Fils de l'écrivain-voyageur Paul Theroux, Marcel Theroux a eu l'idée de ce roman lors de voyages effectués en Ukraine en 2000 et à Tchernobyl en 2004. C'est là qu'il a compris que la capacité d'identifier les champignons comestibles et de cultiver quelques plantes résistantes était autrement plus nécessaire à notre survie que le savoir acquis depuis des siècles. En ce sens, le peuple des caribous est bien mieux armé que tout groupe urbanisé. Mais la réflexion de Paul Theroux va plus loin. Avec cette fiction magistrale, il nous rappelle qu'aucun abri n'est sûr, que l'homme n'est qu'un grain de sable dans l'immensité, que notre survie peut dépendre de logiques qui nous échappent, que les civilisations fleurissent puis déclinent. Il pose aussi un regard sans fard sur le fonctionnement des groupes - l'homme étant prompt à se laisser rattraper par le démon de la division et le goût du pouvoir - et notre rapport à la consommation. Tout en puisant une sagesse bienvenue dans la parole des autochtones. "Cela m'a rappelé les Toungouses qui disaient que le monde a besoin d'hiberner, sans quoi il se réveille de mauvais poil, comme un chatoun, et emporte tout sur son passage."
Dystopie
Avec cette dystopie que l'on préfère croire lointaine mais qui ne l'est pas, Marcel Theroux (Kampala, 1968) évoque des sujets brûlants avec la puissance du romancier au faîte de son art. "Je n'arrive pas à désespérer du genre humain." Et même si le constat est sans équivoque et que l'atmosphère est sombre, ces pages sont portées par une foi inébranlable en l'autre. Par-delà l'ambiance crépusculaire, accentuée par les rigueurs du grand Nord, l'espoir demeure vivace. Le monde n'est "pas une chose à combattre". Et la nature, qui n'est que cycles, devrait avant tout être pour l'homme un guide inspirant.

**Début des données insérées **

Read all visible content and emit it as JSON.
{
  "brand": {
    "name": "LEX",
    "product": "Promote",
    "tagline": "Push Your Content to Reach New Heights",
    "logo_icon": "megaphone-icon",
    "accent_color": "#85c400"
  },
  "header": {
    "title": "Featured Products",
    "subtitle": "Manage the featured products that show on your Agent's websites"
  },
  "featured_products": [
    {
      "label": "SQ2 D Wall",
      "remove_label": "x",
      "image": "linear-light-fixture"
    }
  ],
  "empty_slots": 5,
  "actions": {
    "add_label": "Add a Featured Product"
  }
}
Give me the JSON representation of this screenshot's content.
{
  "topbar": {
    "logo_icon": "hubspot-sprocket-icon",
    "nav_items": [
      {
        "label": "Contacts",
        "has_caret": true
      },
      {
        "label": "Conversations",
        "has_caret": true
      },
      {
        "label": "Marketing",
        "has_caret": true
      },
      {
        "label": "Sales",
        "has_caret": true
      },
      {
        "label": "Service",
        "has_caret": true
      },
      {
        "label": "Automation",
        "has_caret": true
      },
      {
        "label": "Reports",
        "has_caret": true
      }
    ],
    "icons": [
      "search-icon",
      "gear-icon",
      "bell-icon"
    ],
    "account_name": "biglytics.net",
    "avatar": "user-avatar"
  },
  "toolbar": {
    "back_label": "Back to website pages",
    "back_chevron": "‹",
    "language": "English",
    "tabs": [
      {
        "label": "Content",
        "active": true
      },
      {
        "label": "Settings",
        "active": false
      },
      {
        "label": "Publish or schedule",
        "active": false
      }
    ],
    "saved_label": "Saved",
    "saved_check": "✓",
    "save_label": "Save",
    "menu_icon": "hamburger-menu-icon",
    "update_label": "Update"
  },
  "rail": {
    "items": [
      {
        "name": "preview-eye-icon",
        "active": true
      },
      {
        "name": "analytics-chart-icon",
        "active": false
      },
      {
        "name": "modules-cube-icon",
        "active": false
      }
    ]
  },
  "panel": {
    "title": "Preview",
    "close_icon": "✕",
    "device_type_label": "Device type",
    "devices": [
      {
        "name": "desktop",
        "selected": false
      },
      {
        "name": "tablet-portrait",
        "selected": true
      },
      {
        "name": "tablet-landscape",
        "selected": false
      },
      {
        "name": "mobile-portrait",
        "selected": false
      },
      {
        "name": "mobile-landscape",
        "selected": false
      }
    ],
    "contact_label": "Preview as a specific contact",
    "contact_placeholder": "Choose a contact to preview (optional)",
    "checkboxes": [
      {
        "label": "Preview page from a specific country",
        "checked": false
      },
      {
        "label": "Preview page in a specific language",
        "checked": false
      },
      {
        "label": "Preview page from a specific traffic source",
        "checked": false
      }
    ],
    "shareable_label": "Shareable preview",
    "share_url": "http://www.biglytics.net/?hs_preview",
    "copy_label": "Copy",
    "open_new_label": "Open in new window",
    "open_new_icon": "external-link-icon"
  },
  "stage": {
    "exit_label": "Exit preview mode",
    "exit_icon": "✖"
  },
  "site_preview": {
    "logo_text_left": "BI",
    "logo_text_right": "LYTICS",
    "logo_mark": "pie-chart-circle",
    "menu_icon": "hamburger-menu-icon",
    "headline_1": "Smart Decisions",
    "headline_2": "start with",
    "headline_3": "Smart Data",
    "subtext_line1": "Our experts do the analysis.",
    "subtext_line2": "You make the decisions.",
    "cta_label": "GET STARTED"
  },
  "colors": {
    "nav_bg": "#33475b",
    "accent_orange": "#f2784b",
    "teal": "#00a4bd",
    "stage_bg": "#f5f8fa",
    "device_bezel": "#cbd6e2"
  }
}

- Marcel Theroux | Au nord du monde | roman | traduit de l'anglais par Stéphane Roques | Zulma | 398 pp., 20 €, version numérique 13 €
EXTRAIT
"Nous avions été si prodigues du savoir durement acquis par l'humanité. Tous ces petites faits arrachés à la terre. Le nom des plantes et des métaux, des pierres, des animaux et des oiseaux; le mouvement des planètes et des vagues. Tout cela réduit à néant, comme les mots d'un message primordial qu'un idiot aurait mis à laver avec son pantalon et récupérés tout brouillés. (...)
Je me suis couchée en me disant que ce qui n'existait plus avait beau me manquer, c'était peut-être mieux ainsi: que le monde tombe en jachère pendant deux siècles ou plus, qu'il soit lavé par la pluie. Nous formerions une nouvelle couche de son histoire, plus proche de la surface que celle des Romains et des bâtisseurs de pyramides. Oui, Makepeace, je me suis dit, peut-être qu'un jour ta mandibule sera exposée sous verre dans un musée. Femme d'origine européenne."